Blockchain-based systems may be the key to ensuring responsible sourcing for minerals.
The Dodd-Frank Act, passed in 2017, requires any US firm to ensure that mineral resources they obtained were not for the enrichment of anyone involved in armed conflict, financing warfare, or abusing human rights. The EU has a similar regulation on imported conflict minerals which will require the company to report its supply chain due diligence obligations for the sourcing of tin, tantalum, tungsten, and gold.
MineSpider, a new company out of Berlin, seeks to provide a solution by adopting the bitcoin technology Blockchain as a way to maintain the confidentiality of their supply chain while simultaneously reporting due diligence to governments.
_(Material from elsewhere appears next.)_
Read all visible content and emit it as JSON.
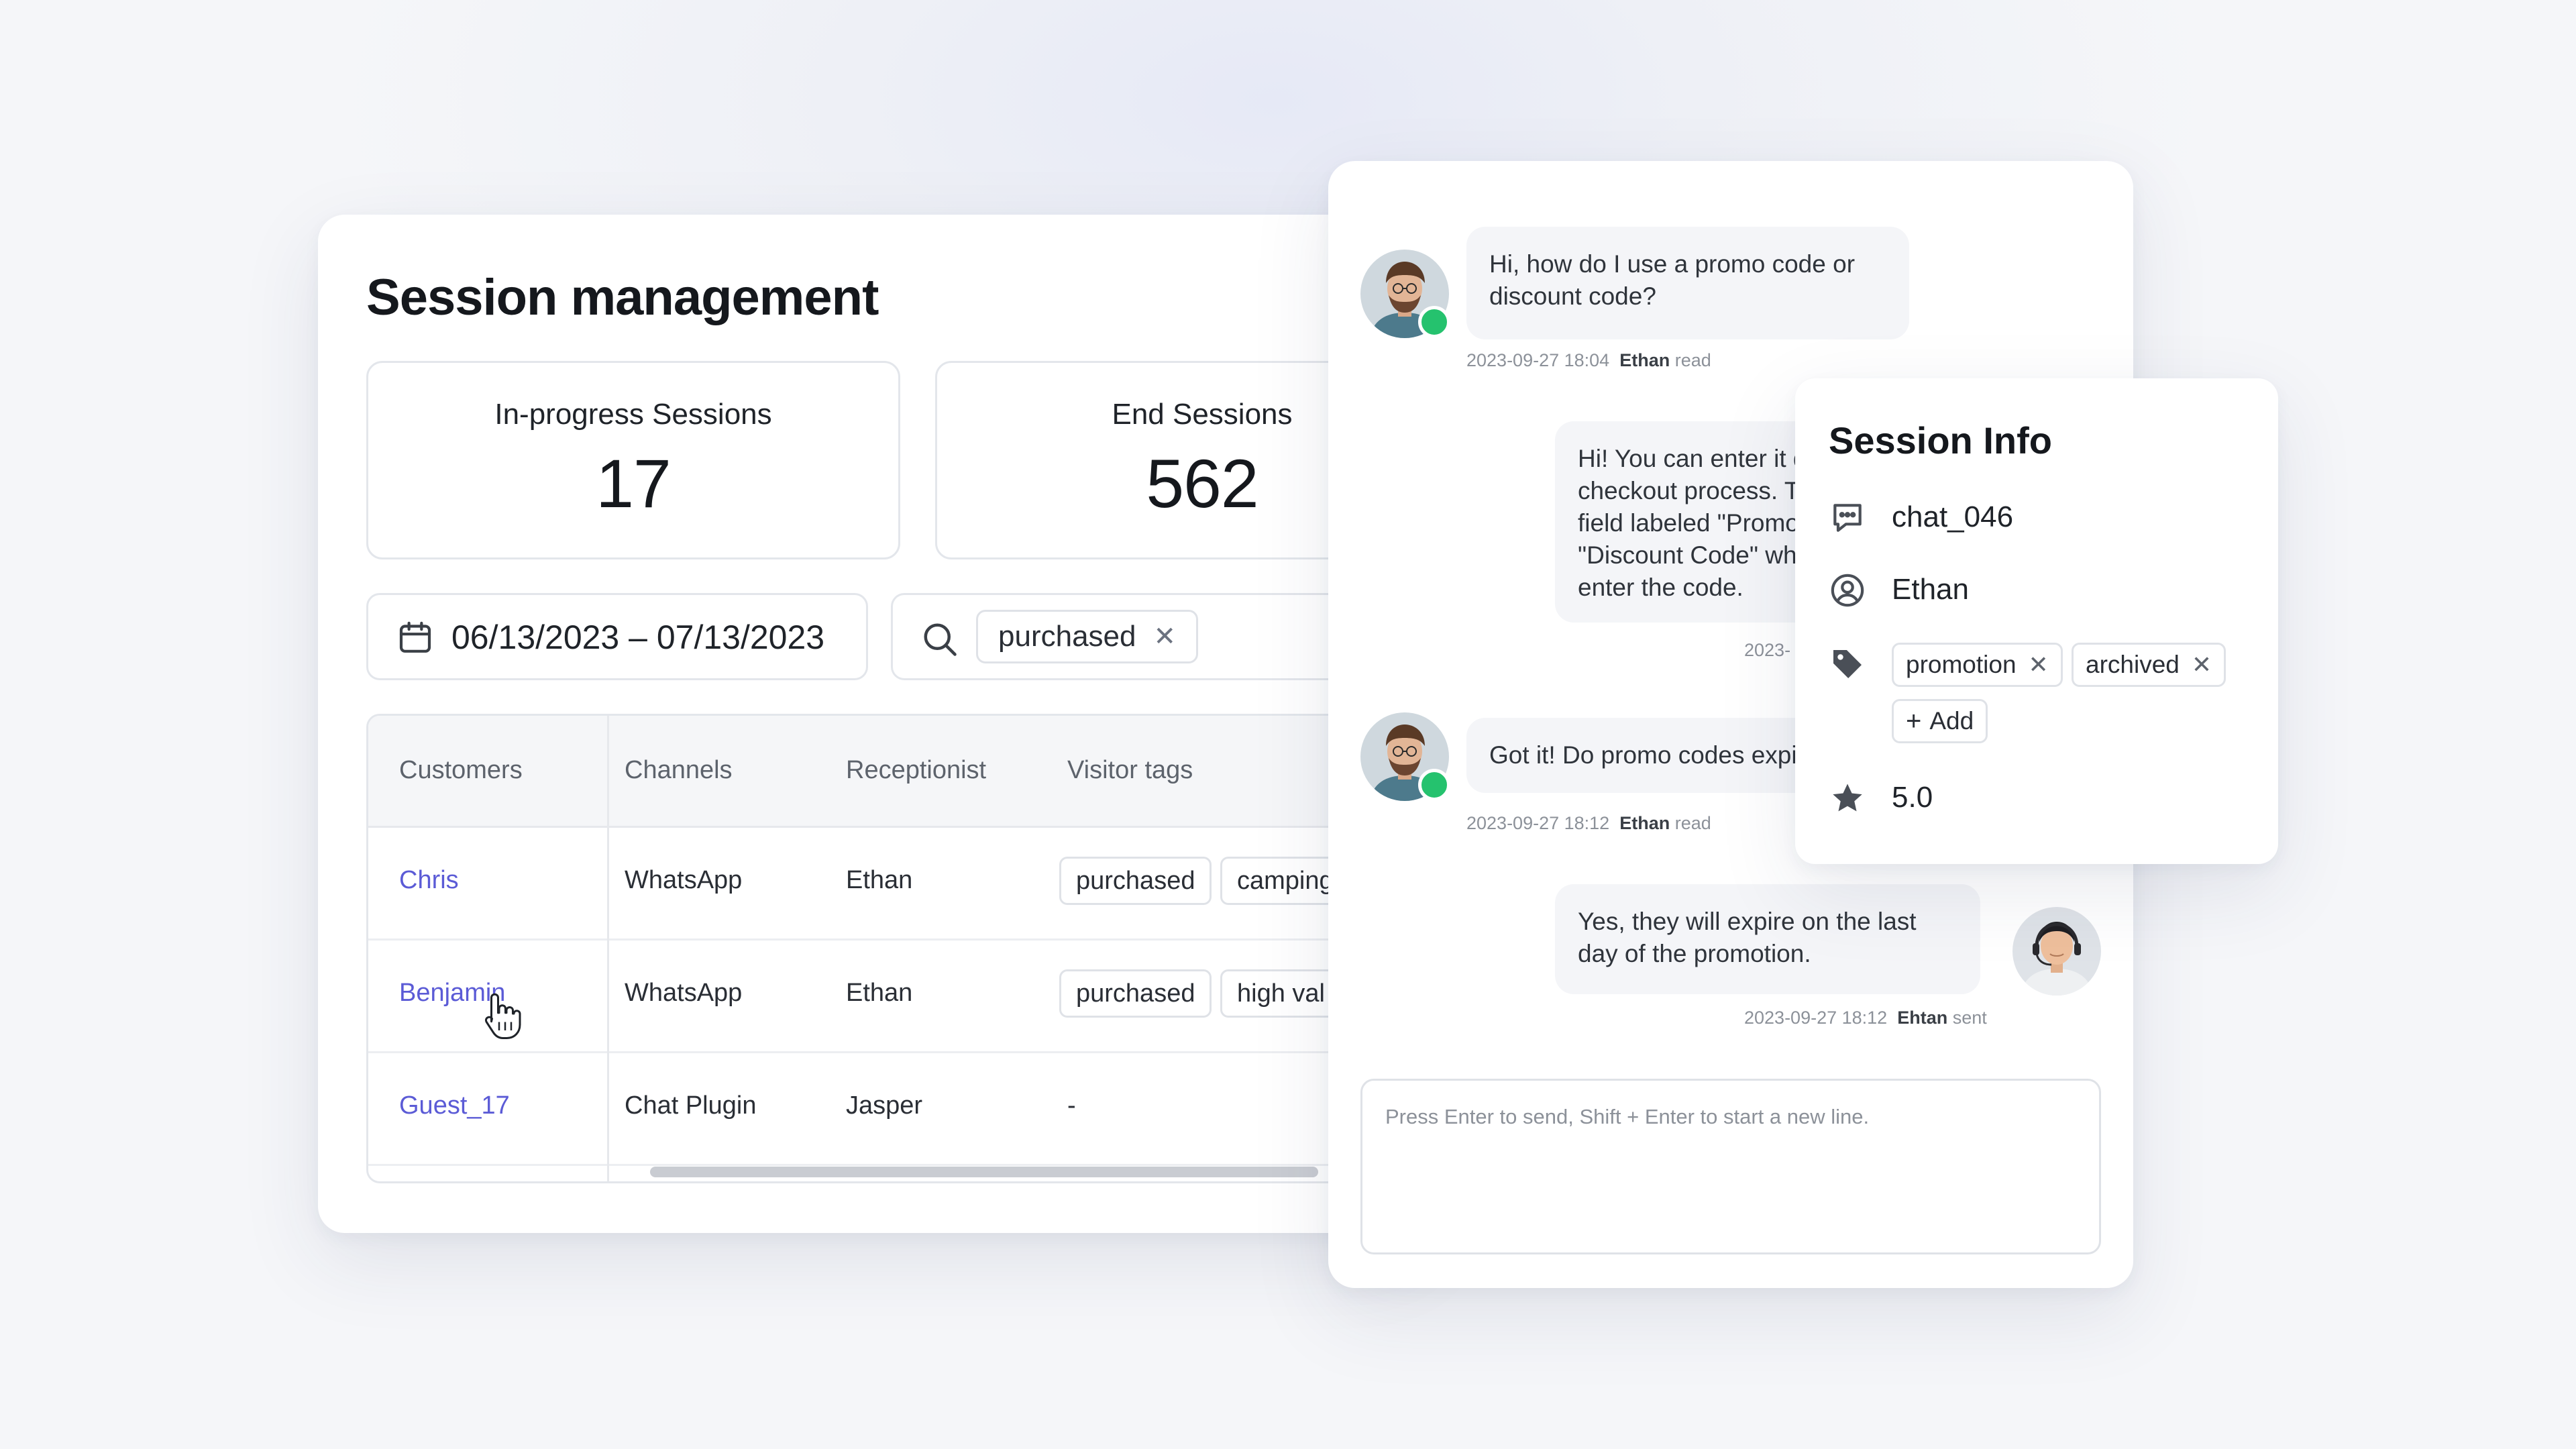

MineSpider founder and CEO Nathan Williams said, “There’s a lot of thoughts on how to keep sensitive data private.” To that end, Williams and his team built a layered blockchain system using Ethereum which Williams describes as a Russian doll.
“We have two layers – a data layer and an Ethereum layer. Ethereum is the blockchain immutable layer, and on that, we are storing a ton of material, how much in shipments and the grade,” said Williams. “Then there is a link to a packet of data. One layer of data is data you want everyone to see. Another layer is private data that needs to be registered as unchangeable, which is only available to customers. The third layer is key – we encrypt the first two layers, and then asymmetrically encrypt that with the key of your customer.” This layered approach allows companies to provide keys to their customers and regulator while maintaining the privacy of supply chain details. MineSpider’s first pilots are underway.
Another contender for blockchain mineral tracking involves cobalt. Cobalt, a by-product of the copper mining process, plays a critical stabilizing role in lithium-ion batteries. Which power just about everything these days. IBM, Ford, LG Chem, Huayou Cobalt, and RCS Global have implemented their own new responsible sourcing blockchain pilot. The near real-time visualization capabilities of the blockchain make the tracing far more transparent and faster. It does not replace human-led auditing and due diligence obligations. In fact, the data gathered during real-world human assessments serve to validate the accuracy of the blockchain.